Disease	Mutant group	Non-mutant group	P-value
PV	0 (0%)	15 (100%)	0.6
ET	5 (33.33%)	10 (66.66%)	0.6
MPD	0 (0%)	5 (100%)	0.99

PV: polycythemia Vera, ET: Essential thrombocythemia, MPD: Myeloproliferative Disease.

Discussion

MPL is an oncogene which belongs to the hematopoietic family. Different MPL mutations affect normal hematopoiesis mechanisms, thus, it can be reported in many hematopoietic diseases. More than 95 MPL mutations have been discovered, which affect the treatment process and intervention (14, 15). JAK2 is only positive in 50% of ET and PMF patients; MPL is another helpful marker for MPN suspicious cases (11). Generally, JAK2 and MPL mutations are the most important criteria for MPN diagnosis (16).
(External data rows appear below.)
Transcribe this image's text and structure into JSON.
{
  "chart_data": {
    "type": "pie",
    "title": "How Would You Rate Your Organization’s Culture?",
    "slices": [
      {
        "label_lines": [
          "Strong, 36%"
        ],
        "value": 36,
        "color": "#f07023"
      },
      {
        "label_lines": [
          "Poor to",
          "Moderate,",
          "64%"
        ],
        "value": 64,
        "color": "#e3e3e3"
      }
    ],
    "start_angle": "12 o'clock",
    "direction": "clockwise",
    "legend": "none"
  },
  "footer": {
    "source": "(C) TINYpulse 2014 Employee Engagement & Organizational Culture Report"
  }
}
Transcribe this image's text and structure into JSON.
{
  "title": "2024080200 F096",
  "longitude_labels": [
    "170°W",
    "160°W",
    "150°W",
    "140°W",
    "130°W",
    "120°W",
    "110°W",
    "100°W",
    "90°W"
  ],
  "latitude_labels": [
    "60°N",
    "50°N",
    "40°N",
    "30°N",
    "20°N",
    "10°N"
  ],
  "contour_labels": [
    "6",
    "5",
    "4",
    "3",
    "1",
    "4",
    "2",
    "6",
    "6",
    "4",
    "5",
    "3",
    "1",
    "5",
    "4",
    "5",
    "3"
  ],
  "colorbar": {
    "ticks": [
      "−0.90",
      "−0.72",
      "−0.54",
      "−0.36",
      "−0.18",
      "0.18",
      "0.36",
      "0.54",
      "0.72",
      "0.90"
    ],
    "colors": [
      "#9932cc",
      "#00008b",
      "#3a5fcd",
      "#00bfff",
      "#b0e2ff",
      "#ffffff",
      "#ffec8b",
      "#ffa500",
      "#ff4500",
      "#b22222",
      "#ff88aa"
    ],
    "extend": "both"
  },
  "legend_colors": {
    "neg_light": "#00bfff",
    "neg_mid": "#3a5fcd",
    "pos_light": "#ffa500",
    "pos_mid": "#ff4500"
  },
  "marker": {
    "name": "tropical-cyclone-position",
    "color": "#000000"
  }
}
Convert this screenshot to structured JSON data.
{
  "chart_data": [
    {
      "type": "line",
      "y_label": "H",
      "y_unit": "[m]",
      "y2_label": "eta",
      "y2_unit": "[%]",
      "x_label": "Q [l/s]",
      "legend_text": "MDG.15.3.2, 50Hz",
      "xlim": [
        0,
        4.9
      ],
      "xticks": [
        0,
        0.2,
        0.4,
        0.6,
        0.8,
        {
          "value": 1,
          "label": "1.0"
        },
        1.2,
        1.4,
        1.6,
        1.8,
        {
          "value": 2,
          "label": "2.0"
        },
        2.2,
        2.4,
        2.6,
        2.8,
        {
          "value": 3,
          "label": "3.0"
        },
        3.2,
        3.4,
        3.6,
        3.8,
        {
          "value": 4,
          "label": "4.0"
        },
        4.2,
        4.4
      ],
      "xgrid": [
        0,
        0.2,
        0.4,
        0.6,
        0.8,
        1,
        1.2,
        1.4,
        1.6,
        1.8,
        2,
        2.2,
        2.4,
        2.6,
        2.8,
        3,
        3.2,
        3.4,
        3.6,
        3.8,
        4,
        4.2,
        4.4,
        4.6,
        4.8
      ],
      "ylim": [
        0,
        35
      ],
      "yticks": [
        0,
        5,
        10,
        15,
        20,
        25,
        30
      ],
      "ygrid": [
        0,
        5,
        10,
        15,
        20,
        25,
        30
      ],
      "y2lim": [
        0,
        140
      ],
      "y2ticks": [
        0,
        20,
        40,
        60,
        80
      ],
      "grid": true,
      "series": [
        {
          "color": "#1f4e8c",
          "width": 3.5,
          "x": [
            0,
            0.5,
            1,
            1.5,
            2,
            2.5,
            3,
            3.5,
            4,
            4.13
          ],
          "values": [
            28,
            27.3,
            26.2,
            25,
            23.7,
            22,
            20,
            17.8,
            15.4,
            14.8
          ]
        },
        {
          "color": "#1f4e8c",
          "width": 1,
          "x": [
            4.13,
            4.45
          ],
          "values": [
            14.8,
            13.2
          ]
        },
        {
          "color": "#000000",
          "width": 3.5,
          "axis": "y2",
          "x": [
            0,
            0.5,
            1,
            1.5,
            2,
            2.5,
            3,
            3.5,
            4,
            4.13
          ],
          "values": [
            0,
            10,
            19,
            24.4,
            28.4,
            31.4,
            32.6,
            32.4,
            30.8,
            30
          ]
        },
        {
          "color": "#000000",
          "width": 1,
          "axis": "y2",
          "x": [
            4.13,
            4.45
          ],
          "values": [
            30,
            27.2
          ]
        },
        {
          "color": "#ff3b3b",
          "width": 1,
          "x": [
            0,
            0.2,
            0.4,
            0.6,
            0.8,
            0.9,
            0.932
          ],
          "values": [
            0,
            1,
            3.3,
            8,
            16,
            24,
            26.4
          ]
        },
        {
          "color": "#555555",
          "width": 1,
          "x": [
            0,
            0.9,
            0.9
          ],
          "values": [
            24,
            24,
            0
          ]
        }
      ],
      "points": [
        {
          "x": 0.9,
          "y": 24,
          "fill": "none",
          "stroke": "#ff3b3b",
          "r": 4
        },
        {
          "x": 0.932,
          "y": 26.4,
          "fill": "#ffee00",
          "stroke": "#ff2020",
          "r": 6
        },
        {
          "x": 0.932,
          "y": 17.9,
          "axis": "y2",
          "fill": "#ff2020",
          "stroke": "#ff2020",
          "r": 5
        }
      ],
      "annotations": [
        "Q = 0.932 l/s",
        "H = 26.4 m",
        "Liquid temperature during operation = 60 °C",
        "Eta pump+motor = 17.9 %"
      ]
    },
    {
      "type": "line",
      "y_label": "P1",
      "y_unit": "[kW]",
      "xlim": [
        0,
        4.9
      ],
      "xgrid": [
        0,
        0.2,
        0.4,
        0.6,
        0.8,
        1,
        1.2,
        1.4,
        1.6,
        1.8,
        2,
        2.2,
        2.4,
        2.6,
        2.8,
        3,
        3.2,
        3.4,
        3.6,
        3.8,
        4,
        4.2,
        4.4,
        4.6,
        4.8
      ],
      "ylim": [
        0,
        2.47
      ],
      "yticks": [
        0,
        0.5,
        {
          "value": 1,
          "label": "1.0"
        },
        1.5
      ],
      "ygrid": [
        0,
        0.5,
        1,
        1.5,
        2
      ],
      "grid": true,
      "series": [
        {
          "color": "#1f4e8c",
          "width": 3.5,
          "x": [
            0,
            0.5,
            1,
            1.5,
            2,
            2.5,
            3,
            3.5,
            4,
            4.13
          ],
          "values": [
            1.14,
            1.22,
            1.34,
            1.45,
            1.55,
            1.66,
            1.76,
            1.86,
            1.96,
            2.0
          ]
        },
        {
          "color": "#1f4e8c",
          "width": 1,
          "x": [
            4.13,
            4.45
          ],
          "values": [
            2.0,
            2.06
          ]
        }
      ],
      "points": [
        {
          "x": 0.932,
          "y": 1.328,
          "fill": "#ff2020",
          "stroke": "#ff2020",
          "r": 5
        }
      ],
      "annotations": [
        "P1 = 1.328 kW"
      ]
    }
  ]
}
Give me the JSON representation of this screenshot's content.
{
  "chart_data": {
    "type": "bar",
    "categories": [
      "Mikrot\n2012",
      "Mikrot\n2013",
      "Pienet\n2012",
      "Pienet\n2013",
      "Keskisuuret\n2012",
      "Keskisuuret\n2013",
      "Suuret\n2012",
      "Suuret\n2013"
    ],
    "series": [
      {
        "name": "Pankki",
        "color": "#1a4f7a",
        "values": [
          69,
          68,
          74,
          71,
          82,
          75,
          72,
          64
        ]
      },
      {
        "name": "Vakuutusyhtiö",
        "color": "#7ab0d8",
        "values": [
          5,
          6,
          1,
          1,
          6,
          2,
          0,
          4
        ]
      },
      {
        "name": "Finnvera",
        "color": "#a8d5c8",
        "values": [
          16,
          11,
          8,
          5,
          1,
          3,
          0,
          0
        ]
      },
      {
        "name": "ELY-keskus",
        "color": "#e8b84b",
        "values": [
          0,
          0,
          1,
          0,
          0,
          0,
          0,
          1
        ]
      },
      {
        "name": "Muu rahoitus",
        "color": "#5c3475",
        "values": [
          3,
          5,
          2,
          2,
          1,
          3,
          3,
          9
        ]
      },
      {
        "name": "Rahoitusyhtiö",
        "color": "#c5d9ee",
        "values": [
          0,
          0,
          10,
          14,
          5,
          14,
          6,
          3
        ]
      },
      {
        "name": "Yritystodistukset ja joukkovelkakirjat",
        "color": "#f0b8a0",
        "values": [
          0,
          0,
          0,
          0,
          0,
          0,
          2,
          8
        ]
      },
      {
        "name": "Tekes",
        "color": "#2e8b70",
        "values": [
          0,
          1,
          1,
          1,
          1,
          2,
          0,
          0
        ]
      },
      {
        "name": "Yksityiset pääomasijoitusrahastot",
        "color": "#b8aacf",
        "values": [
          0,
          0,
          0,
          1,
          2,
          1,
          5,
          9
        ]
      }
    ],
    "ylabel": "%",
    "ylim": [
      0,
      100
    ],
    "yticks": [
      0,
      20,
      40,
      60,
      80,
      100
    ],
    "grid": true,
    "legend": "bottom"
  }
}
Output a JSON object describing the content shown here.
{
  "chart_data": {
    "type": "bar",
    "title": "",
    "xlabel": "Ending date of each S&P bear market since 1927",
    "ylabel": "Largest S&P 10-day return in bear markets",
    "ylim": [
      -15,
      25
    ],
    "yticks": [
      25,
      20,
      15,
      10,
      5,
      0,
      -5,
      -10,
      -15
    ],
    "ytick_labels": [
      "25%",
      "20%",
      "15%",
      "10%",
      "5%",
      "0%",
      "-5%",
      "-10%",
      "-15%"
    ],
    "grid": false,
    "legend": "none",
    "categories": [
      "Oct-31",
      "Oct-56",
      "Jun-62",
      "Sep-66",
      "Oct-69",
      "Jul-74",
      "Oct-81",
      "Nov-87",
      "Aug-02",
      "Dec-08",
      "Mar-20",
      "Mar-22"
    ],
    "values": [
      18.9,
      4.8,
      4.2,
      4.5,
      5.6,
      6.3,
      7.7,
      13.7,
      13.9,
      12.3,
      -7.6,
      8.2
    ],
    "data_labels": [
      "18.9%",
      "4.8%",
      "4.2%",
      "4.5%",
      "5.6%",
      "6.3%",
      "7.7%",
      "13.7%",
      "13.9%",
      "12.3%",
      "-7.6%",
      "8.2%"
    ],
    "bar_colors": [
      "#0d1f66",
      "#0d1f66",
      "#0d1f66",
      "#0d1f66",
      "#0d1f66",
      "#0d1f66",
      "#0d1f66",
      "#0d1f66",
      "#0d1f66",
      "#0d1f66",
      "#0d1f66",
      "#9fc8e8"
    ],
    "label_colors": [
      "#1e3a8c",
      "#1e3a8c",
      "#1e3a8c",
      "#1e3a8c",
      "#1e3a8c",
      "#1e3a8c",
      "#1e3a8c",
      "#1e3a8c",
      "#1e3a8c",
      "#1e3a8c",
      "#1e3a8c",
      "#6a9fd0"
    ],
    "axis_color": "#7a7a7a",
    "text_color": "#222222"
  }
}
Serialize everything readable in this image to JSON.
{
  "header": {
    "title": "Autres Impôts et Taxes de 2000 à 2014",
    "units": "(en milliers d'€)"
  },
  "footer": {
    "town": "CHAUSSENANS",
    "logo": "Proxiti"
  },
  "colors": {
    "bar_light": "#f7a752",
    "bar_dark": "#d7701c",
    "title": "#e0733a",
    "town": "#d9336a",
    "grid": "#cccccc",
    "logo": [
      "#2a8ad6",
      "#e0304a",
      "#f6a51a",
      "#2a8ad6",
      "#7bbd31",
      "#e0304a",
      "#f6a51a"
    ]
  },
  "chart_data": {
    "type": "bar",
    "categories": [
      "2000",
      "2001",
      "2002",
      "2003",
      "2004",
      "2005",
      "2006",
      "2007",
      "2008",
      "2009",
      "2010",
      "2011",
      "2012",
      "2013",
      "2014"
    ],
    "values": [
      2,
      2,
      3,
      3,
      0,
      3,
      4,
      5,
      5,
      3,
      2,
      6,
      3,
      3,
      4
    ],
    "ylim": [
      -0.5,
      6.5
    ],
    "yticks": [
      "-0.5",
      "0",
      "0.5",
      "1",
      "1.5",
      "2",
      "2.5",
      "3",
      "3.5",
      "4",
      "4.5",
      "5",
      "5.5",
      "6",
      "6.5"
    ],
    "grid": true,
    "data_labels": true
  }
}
This study was designed to assign MPL mutation frequency in North-East of Iran. This mutation was reported in 4-6% of ET and PMF individuals. Molecular mechanism of negative JAK2 and MPL were vague and these two mentioned mutations were fruitful for disease process assessment (2). Other molecular markers such as TET2, ASXL1, IDH1, IDH2 and c-CBL have been suggested for MPN evaluation, but their prognostic values were undetermined (2, 4). This mutation has been observed in ET and PMF cases but not in other disorders such as CML, PV, AML and Myelodysplastic syndrome (MDS) (3). However, Akpınar et al. reported MPL W515L/K in 4.8% of negative JAK2 cases (17). Furthermore, in an investigation to determine the frequency of different mutations in Chinese primary Myelofibrosis subjects, Xia et al. revealed that 6.7% of their studied cases, who were negative for Jak2V617F, carried MPLW515L/K mutation (18). However, compared to the mentioned studies, in the current research a total of 4.76 % of the studied individuals had MPL (W515L/K) mutation (19), which did not have JAK2 mutation. Thrombocytosis and leukocytosis were apperceived in 100% of MPL positive cases in our study. Siemiątkowska reported that MPL mutation was associated with thrombocytosis, which confirmed this research finding (20).

Conclusion

Despite high frequency of JAK2 and Philadelphia abnormalities, MPL mutation is rare in myeloproliferative disorders. Our findings were similar to other studies regarding the incidence of MPL mutation. However, our suggestion is to conduct more studies in larger population, patients follow up and mutant cases survival rate determination.